Uno parte con l'idea di vedersi un bel trash, ed invece si ritrova con un prodotto più che degno...

Coppia un po' in crisi con un paio di figli a carico ed uno nella tomba, decide di adottare Esther, una ragazzina tanto educata quanto schiva.
La piccola non tarderà a rivelarsi un soggetto molto più complesso e problematico per tutti.

I presupposti della schifezza c'erano tutti (a partire da un mediocre regista), ed invece alla fine questo Orphan fa un ottimo lavoro nel mantere interesse e tensione.
Il segreto è un ingrediente sempre pregiato: violenza commessa (e subita) da bambini. Grazie al cielo non parliamo poi dell'ennesimo bimbetto inquietante e/o posseduto dal demonio: qui la ragazzina ha un piano ed è metodica nel realizzarlo!

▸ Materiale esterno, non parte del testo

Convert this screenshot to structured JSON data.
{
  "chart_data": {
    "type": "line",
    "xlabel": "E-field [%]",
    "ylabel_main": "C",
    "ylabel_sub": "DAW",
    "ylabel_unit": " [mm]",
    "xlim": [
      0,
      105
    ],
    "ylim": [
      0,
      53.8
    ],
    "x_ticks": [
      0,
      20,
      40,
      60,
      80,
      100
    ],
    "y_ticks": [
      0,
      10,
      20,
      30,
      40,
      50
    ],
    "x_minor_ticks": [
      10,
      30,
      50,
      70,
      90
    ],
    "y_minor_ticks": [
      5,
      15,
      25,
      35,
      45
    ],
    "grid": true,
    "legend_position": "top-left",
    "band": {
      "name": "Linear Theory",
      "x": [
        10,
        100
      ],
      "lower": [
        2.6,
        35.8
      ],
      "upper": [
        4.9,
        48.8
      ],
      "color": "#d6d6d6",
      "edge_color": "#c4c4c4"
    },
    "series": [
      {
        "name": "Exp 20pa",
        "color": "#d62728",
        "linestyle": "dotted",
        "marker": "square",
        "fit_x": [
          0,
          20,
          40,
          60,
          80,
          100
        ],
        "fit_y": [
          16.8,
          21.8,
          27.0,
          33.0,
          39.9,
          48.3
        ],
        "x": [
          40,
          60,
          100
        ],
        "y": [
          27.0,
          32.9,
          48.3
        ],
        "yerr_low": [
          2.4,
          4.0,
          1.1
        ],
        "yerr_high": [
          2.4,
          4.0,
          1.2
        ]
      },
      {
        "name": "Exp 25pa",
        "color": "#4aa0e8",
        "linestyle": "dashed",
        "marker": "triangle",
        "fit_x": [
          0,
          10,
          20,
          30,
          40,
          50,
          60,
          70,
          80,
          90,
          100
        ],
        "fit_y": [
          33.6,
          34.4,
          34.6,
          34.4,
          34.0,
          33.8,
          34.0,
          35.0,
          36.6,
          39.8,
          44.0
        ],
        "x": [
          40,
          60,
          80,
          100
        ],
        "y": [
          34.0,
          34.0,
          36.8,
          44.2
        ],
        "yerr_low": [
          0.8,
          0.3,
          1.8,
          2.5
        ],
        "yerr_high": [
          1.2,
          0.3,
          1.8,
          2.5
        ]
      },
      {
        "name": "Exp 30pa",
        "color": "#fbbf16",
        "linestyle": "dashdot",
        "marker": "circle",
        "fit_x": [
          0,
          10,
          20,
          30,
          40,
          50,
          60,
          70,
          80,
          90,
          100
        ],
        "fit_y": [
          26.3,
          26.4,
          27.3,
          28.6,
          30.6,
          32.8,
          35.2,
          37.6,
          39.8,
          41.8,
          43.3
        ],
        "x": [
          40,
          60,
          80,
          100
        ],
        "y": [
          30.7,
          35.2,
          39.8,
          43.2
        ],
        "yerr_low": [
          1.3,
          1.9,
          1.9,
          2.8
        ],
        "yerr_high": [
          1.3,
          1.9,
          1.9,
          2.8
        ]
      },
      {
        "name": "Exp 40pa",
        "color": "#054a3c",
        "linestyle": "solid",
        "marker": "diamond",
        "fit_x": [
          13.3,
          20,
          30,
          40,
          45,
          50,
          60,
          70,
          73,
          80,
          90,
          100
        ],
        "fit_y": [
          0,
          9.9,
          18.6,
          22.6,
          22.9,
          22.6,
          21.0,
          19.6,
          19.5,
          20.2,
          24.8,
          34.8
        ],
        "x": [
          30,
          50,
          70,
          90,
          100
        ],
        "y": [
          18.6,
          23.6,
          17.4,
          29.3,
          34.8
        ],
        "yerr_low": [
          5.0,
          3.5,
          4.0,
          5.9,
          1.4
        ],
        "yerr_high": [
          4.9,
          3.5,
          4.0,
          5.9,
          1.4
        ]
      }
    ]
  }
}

Un film di due ore che non annoia, non è eccessivamente banale e non sfrutta per la milionesima volta i soliti cliché merita davvero un elogio (carini anche i titoli di coda).
Intendiamoci: non è un capolavoro assoluto del cinema, ma non gli si poteva davvero chiedere più di così. E non scordiamo Vera Farmiga, che è sempre un bel vedere.
Di mio poi mi bullo di aver indovinato il twist della trama con ampio anticipo.

Voto: 7.5. Se vi capita, recuperatelo.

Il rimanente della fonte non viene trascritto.